The only provision of the Iowa Hemp Act that can be currently implemented is Section 3, which requires the [DALS] to prepare a state plan to be submitted to the USDA. Per Section 18 of the Act, the other provisions of the [Act] cannot be implemented until after the USDA approves Iowa’s state plan. Therefore, at present time, no one can grow, manufacturer, or process hemp in Iowa, outside of the two mCBD manufacturers licensed by the Iowa Department of Public Health.

I need to briefly interrupt AG Miller to note that “mCBD manufacturers” refers to Iowa’s limited Medical Cannabidiol Act, which allows patients to legally possess “medical cannabidiol” if they have a qualifying condition and obtain a registration card based on a recommendation from a healthcare professional. See Iowa Code Ann. § 124E et seq. OK, now back to the statement:

In addition, the coordinating amendments, many of which remove hemp and hemp products from the Uniform Controlled Substances Act, do not become effective until after the USDA approves Iowa’s state plan.
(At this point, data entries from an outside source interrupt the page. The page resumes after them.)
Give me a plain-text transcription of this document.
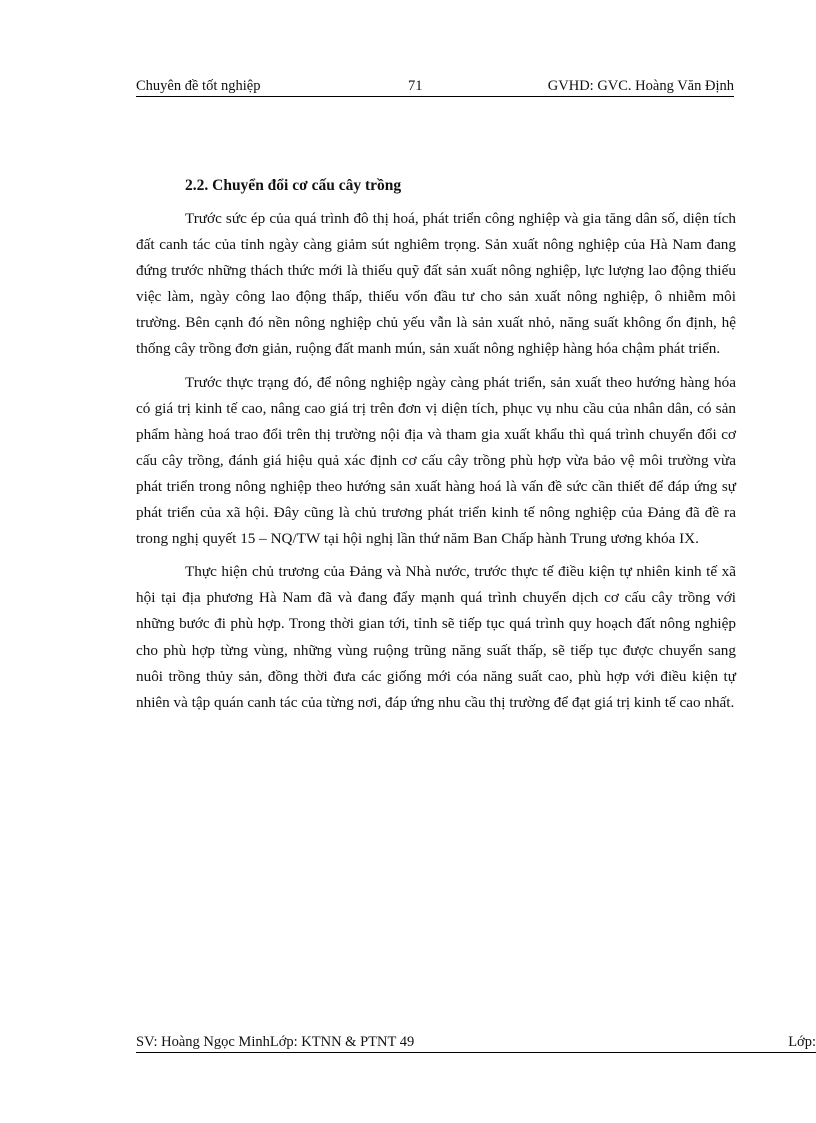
Chuyên đề tốt nghiệp	71	GVHD: GVC. Hoàng Văn Định
2.2. Chuyển đổi cơ cấu cây trồng

Trước sức ép của quá trình đô thị hoá, phát triển công nghiệp và gia tăng dân số, diện tích đất canh tác của tỉnh ngày càng giảm sút nghiêm trọng. Sản xuất nông nghiệp của Hà Nam đang đứng trước những thách thức mới là thiếu quỹ đất sản xuất nông nghiệp, lực lượng lao động thiếu việc làm, ngày công lao động thấp, thiếu vốn đầu tư cho sản xuất nông nghiệp, ô nhiễm môi trường. Bên cạnh đó nền nông nghiệp chủ yếu vẫn là sản xuất nhỏ, năng suất không ổn định, hệ thống cây trồng đơn giản, ruộng đất manh mún, sản xuất nông nghiệp hàng hóa chậm phát triển.

Trước thực trạng đó, để nông nghiệp ngày càng phát triển, sản xuất theo hướng hàng hóa có giá trị kinh tế cao, nâng cao giá trị trên đơn vị diện tích, phục vụ nhu cầu của nhân dân, có sản phẩm hàng hoá trao đổi trên thị trường nội địa và tham gia xuất khẩu thì quá trình chuyển đổi cơ cấu cây trồng, đánh giá hiệu quả xác định cơ cấu cây trồng phù hợp vừa bảo vệ môi trường vừa phát triển trong nông nghiệp theo hướng sản xuất hàng hoá là vấn đề sức cần thiết để đáp ứng sự phát triển của xã hội. Đây cũng là chủ trương phát triển kinh tế nông nghiệp của Đảng đã đề ra trong nghị quyết 15 – NQ/TW tại hội nghị lần thứ năm Ban Chấp hành Trung ương khóa IX.

Thực hiện chủ trương của Đảng và Nhà nước, trước thực tế điều kiện tự nhiên kinh tế xã hội tại địa phương Hà Nam đã và đang đẩy mạnh quá trình chuyển dịch cơ cấu cây trồng với những bước đi phù hợp. Trong thời gian tới, tỉnh sẽ tiếp tục quá trình quy hoạch đất nông nghiệp cho phù hợp từng vùng, những vùng ruộng trũng năng suất thấp, sẽ tiếp tục được chuyển sang nuôi trồng thủy sản, đồng thời đưa các giống mới cóa năng suất cao, phù hợp với điều kiện tự nhiên và tập quán canh tác của từng nơi, đáp ứng nhu cầu thị trường để đạt giá trị kinh tế cao nhất.

SV: Hoàng Ngọc MinhLớp: KTNN & PTNT 49	Lớp:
Until the coordinating amendments of the Iowa Hemp Act are effective, any product sold over-the-counter containing CBD or THC technically falls within the definition of marijuana and is considered a Schedule I controlled substance.

AG Miller goes on to warn consumers about mislabeled and Hemp-CBD, health claims related to Hemp-CBD, product liability for Hemp-CBD products, and investing in the volatile Hemp-CBD market. AG Miller also notes that local law enforcement will retain authority and discretion to take criminal enforcement actions against those selling or possessing Hemp-CBD products.

All things considered, Iowa appears poised to enter the Hemp-CBD game but at this time anyone distributing or possessing Hemp-CBD faces potential criminal liability. Iowa may not be as anti-cannabis as a state like Idaho, but it is also pretty clearly opposed to Hemp-CBD, at least right now. I expect that Iowa will strictly regulate Hemp-CBD products after the USDA approves of DALS state plan.